Today, 20th of May, the President of Mexico issued the following Decree:

DECREE that modifies the former Decree by which it modifies the Tariff of the Law of the Import and Export Tariffs, the Decree that establishes the Applicable Rate for 2003 of the Import Tariff for the goods originating in America of the North, and the Decree establishing various Sectoral Promotion Programs, published on June 5, 2018.

[…]

Sole  Article.-  Articles 1, 2 and 9 are repealed of the Decree[….] published on June 5th, 2018, in the Official Gazette.

I.    US Goods

In today’s Decree, the Mexican President eliminates the countermeasures that were taken against goods originating from the US (Decree of June 5th, 2018), such as steel and aluminum products, pork meat, cheese, agricultural products, motor boats, fans, “bourbon whiskey”, lamps and metal furniture, among others. The Decree enters into force today, so said US products can again benefit from the preferential tariffs that were established in NAFTA.

II.  Mexico-US Agreement

As mentioned in the joint statement and the Proclamation, we note that the elimination of the 232 tariffs is accompanied by a series of measures that will aim “to prevent the importation of steel articles that are unfairly subsidized or sold at dumped prices, to prevent the transshipment of steel articles, and to monitor for and avoid import surges.” According to the joint statement, the US and Mexico “agreed” that tariffs may be imposed to an individual steel or aluminum product in the event that imports surge, and that the “exporting” country can only retaliate in the affected sector; this clearly limits Mexico’s possible retaliatory measures which proved to be effective. Finally, Mexico and the US agreed to terminate all WTO litigation regarding this matter.

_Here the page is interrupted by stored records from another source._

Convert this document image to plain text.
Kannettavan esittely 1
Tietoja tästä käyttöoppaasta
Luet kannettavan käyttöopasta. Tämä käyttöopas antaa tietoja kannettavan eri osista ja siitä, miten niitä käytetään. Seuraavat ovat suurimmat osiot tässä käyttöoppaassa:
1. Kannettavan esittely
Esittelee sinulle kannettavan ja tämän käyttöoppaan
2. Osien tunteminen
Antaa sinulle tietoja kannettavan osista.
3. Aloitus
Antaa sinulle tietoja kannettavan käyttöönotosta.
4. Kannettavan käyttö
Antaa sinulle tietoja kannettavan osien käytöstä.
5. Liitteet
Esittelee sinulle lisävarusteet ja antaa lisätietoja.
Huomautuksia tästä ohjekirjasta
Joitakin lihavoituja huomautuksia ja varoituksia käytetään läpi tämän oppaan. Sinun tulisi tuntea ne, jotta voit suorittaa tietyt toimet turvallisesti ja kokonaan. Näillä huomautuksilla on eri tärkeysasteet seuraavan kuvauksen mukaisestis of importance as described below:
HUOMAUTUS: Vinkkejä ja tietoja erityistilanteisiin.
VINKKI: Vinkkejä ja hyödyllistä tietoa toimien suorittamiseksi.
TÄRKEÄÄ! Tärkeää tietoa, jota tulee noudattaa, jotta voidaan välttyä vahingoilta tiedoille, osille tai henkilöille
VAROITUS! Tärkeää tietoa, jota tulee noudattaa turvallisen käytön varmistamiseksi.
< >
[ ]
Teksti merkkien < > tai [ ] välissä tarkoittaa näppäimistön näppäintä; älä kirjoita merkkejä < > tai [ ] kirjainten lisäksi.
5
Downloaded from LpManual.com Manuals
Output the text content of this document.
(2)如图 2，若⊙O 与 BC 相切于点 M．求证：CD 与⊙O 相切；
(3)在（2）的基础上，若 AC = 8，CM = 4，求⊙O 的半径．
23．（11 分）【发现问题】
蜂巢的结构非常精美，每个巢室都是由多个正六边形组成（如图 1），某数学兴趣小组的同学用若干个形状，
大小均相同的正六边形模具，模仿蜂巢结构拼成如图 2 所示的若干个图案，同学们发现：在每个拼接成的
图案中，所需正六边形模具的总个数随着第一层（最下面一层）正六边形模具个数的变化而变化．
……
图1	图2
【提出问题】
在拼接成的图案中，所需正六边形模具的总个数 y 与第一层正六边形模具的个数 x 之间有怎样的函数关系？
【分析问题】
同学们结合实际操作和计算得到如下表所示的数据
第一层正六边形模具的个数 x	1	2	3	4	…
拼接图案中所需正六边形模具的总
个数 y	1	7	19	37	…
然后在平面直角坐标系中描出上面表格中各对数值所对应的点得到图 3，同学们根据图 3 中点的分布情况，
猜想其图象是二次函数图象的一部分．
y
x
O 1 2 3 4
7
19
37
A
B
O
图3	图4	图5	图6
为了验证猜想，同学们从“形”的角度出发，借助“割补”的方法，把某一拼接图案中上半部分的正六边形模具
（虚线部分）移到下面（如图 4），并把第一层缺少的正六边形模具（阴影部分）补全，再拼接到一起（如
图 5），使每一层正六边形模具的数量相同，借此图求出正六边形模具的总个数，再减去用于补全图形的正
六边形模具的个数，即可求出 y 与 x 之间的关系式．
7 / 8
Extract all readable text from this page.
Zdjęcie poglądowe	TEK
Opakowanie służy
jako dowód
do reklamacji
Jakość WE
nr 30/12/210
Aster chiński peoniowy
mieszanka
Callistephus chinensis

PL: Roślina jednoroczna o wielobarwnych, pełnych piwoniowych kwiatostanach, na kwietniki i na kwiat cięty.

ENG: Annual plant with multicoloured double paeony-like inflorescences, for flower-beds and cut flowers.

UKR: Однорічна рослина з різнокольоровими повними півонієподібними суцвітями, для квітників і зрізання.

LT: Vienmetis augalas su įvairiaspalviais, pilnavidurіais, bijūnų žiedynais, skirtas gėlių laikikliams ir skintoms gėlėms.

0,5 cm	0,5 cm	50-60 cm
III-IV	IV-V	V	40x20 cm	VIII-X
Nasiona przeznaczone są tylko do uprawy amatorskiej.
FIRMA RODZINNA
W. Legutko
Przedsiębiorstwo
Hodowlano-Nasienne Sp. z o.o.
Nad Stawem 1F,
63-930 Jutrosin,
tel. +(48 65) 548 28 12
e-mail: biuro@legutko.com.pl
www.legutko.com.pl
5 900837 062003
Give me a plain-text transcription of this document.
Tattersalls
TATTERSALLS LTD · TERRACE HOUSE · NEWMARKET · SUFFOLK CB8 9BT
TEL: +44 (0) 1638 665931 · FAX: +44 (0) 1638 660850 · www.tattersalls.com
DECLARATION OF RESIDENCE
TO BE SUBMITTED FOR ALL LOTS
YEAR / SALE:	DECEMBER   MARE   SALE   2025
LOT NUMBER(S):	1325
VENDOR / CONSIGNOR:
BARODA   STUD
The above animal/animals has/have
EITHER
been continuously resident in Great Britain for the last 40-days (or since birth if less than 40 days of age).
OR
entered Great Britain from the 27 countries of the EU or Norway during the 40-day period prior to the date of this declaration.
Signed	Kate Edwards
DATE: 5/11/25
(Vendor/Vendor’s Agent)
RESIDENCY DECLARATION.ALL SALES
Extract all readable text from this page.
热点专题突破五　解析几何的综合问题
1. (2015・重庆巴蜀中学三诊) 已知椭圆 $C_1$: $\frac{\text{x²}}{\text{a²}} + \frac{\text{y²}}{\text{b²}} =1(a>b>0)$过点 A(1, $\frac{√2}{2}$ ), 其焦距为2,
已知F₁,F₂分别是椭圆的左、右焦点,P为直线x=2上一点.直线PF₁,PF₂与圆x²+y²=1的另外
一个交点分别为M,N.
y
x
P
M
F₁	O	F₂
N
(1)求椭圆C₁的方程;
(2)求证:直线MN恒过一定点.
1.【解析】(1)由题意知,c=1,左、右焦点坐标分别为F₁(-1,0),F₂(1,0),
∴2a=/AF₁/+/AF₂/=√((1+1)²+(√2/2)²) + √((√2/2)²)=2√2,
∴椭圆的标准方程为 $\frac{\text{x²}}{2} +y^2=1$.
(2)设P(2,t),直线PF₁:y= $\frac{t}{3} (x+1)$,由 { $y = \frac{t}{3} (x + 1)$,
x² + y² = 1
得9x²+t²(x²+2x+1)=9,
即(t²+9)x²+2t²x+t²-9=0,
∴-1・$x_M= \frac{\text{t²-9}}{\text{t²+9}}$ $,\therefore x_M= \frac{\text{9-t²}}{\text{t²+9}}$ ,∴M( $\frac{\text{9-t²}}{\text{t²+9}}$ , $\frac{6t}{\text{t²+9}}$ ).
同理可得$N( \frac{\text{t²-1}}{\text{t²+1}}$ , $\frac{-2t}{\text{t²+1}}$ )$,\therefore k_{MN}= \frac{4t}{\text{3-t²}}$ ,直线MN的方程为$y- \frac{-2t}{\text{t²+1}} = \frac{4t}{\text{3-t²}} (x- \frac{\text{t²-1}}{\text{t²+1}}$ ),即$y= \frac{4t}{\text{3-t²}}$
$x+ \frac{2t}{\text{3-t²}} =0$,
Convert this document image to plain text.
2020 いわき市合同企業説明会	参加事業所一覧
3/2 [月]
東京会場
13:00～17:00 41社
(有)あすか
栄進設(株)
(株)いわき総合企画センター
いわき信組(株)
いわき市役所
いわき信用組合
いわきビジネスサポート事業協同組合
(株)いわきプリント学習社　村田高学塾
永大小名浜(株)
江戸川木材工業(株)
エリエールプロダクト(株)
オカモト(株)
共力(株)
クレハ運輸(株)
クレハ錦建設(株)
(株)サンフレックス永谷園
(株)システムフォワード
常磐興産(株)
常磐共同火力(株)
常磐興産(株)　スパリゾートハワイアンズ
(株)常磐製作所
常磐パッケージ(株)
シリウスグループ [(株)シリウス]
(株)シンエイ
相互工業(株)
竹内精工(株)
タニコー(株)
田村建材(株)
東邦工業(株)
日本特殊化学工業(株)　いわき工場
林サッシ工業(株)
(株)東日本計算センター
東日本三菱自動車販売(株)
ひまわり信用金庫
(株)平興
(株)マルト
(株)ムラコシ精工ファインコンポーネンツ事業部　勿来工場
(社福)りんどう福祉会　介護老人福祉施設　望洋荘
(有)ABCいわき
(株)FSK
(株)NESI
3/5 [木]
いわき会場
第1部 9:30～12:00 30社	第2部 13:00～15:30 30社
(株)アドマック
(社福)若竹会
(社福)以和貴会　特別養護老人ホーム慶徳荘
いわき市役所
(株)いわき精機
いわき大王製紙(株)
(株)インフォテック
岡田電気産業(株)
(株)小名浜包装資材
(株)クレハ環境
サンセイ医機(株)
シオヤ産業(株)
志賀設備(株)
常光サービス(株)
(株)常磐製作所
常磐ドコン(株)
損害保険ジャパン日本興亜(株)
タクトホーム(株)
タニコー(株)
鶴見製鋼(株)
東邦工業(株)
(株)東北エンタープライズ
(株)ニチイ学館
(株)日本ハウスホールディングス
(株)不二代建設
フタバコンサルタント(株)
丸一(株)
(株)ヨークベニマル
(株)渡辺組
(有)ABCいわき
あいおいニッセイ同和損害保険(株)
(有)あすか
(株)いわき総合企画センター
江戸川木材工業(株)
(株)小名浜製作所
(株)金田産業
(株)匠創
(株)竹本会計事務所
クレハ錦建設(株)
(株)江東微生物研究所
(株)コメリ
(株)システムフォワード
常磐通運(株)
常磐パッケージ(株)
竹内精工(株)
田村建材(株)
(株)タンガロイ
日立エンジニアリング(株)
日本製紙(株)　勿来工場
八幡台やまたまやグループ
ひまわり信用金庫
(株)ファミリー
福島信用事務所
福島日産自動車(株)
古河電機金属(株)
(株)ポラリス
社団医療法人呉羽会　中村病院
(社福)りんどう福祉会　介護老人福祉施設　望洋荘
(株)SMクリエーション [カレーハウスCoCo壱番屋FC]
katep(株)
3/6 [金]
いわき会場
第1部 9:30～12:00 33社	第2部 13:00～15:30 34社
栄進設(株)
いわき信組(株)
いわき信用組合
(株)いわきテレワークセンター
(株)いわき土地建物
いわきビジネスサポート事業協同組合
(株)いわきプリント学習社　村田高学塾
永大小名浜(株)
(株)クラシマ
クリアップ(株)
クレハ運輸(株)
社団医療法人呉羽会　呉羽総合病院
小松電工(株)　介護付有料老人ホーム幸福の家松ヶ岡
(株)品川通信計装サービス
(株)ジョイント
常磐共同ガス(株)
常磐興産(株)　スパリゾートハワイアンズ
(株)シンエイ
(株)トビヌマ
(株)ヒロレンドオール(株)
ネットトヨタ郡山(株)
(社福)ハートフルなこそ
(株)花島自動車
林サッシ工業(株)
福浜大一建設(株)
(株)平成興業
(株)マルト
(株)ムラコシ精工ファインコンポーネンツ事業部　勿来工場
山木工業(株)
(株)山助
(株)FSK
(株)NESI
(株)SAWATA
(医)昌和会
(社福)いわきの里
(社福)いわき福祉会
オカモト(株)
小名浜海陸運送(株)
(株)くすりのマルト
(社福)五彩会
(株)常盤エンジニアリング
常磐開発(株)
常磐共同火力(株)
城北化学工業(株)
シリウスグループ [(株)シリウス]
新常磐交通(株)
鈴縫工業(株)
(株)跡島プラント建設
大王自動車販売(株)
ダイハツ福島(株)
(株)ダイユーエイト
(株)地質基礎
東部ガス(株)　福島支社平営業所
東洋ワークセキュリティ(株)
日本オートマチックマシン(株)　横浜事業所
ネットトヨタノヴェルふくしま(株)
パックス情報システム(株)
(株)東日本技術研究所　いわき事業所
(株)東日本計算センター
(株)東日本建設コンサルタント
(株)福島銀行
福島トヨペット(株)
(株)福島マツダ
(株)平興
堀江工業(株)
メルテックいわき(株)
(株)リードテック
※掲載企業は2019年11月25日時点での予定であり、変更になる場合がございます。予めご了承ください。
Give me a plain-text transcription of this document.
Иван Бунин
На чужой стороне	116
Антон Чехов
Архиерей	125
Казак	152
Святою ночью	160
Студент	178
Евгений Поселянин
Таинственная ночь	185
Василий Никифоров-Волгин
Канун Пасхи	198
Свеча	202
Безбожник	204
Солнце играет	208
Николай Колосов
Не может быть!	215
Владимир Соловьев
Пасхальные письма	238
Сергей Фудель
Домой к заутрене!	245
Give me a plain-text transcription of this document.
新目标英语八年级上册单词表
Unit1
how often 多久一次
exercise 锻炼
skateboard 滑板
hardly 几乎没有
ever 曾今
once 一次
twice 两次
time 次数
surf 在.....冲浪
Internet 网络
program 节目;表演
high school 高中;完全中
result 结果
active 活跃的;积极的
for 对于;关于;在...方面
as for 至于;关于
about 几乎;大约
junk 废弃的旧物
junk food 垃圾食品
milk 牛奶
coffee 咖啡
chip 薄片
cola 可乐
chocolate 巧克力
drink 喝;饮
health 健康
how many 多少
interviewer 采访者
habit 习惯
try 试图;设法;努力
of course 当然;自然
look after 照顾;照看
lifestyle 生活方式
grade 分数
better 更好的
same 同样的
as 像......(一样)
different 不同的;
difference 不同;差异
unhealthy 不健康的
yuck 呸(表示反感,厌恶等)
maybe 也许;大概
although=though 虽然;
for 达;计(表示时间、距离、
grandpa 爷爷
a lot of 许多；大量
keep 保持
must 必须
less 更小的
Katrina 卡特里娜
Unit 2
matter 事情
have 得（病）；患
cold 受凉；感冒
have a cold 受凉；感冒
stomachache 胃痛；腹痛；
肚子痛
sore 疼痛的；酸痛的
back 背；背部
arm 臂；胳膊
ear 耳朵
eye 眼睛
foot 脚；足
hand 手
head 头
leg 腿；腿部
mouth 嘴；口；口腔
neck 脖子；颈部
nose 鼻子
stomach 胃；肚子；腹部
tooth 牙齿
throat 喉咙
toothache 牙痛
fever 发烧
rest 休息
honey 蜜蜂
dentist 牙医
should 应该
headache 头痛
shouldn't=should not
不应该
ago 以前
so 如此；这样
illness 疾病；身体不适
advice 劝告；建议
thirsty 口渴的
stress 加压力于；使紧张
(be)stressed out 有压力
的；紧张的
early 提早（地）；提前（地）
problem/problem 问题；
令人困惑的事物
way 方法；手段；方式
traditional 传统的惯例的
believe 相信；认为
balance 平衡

III.Steel Products from Third Countries without an FTA

VTZ notes that in the Presidential Decree of June 5th, 2018, Mexico temporally raised tariffs against steel products from third countries with which it does not have a Free Trade Agreement. Such tariffs expired on January 31st, 2019. Mexico adopted said measure because it considered that it was likely a substantial increase in exports to Mexico, in part, because of the unilateral measures adopted by the US.

 

Notwithstanding that the aforementioned measures expired, again Mexico temporally raised tariffs on steel products from third countries on March 25th, 2019, claiming that there is an oversupply of steel. These “temporal” tariffs will be in force for 180 days, i.e. September 22, 2019.

IV.               USMCA

Finally, VTZ highlights and considers that these events constitute a significant step towards the ratification process of USMCA in Mexico and the USA (as well as Canada). In this sense, companies established in the region shall start to prepare for its entry into force possibly in 2020.